Will I keep CLEAR after the three-month trial? Hard to say; at an annual rate of $179 per person, frequent fliers working out of a CLEAR-enabled airport will probably have no trouble justifying the price. As reports of actual government cutbacks cause longer lines, even less-than-frequent fliers could suddenly become interested, as I was.

For travelers not based by a CLEAR-enabled airport, there are other options though. To get there, we need to start by thinking outside of the United States.

Global Entry Program
airport securityInternational arrivals can speed up the process of entering the United States by using automated kiosks at most major U.S. airports via the Global Entry Program. I signed up for this one too because I have several international flights coming up in the next few months. The $100 fee is good for five years.

One of several Customs and Border Protection (CBP) Trusted Traveler Programs, including SENTRI (expedites crossing between the U.S. and Mexico), and NEXUS (expedites processing between the U.S. and Canada), Global Entry requires a fairly detailed online application to begin.

You’ll need your valid passport, driver’s license and a clean criminal record to get conditionally approved. A face-to-face appointment at an airport processing center completes the application.

TSA Pre
airport securityThe TSA Pre✓ program allows some frequent fliers, invited by their participating host airline (Alaska Airlines, American Airlines, Delta Air Lines, United Airlines or US Airways), along with those enrolled in a Trusted Traveler Program, to speed through the airport screening process for domestic flights.

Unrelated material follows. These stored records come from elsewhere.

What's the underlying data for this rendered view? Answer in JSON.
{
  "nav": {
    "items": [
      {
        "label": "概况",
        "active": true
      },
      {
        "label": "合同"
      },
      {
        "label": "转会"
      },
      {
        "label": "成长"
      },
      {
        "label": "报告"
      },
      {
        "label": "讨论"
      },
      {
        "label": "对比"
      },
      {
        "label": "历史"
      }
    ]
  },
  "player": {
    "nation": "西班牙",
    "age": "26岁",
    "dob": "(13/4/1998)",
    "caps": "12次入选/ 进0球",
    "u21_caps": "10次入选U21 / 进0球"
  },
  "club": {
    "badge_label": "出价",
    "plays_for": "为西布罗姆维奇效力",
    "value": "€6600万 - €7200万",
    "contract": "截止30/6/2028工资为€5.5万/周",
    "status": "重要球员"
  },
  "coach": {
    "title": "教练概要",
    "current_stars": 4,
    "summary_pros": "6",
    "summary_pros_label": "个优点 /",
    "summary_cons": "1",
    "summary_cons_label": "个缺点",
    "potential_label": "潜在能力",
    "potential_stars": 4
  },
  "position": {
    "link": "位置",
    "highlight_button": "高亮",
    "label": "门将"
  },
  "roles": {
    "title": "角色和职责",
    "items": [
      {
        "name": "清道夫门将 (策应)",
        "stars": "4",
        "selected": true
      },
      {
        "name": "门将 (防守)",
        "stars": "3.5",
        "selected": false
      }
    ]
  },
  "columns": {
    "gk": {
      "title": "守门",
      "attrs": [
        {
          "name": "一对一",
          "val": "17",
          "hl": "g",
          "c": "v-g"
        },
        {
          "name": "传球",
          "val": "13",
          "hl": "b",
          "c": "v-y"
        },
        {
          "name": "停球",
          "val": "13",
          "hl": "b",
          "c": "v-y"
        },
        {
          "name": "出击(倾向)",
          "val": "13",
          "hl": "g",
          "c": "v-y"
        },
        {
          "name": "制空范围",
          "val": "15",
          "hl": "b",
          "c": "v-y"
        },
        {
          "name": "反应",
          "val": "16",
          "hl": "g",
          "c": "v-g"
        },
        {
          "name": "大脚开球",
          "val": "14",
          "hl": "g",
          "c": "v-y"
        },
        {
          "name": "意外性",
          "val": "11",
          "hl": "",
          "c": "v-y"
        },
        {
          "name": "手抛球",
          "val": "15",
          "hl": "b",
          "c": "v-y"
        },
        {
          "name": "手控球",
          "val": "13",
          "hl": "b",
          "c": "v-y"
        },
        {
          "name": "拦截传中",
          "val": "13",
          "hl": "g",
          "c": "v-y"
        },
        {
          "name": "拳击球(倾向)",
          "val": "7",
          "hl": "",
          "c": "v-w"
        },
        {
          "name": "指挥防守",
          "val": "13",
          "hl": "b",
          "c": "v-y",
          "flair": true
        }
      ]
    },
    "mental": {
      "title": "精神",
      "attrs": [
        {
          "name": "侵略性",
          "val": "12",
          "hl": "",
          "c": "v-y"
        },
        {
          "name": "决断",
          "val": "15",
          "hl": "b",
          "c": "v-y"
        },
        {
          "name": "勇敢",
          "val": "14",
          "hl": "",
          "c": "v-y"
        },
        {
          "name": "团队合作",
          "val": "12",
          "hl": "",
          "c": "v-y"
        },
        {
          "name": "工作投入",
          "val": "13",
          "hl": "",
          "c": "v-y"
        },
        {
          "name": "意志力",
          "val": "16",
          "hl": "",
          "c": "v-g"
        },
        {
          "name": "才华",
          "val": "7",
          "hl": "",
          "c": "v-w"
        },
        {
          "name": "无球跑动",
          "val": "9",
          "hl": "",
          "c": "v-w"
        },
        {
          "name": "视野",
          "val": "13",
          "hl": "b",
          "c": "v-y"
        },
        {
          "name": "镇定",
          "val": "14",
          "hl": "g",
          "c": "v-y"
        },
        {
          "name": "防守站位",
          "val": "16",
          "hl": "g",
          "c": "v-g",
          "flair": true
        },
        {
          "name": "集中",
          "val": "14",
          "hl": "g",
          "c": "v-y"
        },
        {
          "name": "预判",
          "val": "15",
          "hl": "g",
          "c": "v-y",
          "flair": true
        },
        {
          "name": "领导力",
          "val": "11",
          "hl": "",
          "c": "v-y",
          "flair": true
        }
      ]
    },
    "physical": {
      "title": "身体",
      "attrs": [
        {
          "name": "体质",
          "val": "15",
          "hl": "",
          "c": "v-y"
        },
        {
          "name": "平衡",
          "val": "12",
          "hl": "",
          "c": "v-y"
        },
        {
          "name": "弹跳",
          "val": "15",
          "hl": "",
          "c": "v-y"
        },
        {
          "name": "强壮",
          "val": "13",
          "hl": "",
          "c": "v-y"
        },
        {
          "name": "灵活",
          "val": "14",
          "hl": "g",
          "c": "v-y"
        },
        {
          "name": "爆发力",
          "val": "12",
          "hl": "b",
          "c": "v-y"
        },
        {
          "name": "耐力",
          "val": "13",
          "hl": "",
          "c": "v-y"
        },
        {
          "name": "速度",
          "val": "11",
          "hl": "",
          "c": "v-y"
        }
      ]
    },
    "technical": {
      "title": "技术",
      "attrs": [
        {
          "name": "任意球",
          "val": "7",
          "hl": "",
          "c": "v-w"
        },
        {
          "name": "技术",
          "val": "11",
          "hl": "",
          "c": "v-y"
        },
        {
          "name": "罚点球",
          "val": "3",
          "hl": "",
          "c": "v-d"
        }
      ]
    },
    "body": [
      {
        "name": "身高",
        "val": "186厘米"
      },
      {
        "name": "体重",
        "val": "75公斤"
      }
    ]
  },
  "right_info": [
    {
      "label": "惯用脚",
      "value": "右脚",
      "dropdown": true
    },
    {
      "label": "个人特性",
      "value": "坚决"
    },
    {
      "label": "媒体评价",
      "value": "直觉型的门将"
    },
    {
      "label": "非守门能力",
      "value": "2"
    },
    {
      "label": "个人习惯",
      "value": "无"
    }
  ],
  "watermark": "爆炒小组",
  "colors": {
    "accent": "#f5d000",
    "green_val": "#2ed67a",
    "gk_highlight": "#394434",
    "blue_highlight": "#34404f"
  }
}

Odds are that if you qualify for the program through an airline, you already know about it. Those who don’t make it via airline invitation can back up to the Global Entry Program, pay the $100 for five years and enjoy the benefits.

Once enrolled in one of CBP’s eligible Trusted Traveler Programs, like the Global Entry Program mentioned above, air travelers are automatically qualified to participate in TSA Pre when flying a participating airline at a participating airport.

To make that work, once signed up for a Trusted Traveler Program, travelers provide their Trusted Traveler account number in the “Known Traveler Number” field when booking travel.

That number, along with reservation information goes into TSA’s Secure Flight system and enables access to the TSA Pre✓ line at participating airports by embedding a secret code in boarding passes.

In addition to a faster lane, TSA Pre✓-approved travelers can leave their shoes, light outerwear and belts on and keep their 311 liquids packed away. Laptops and small electronics no longer have to be removed either. The program is no guarantee of expedited processing, as TSA will continue random checks, but it sure can’t hurt.

Orlando International Airport where I am trying the CLEAR membership is one of those airports.
Observing both the CLEAR line and the TSA Pre ✓ line, CLEAR seems to be the winner for speed. We’ll find out as we test both over the next few months.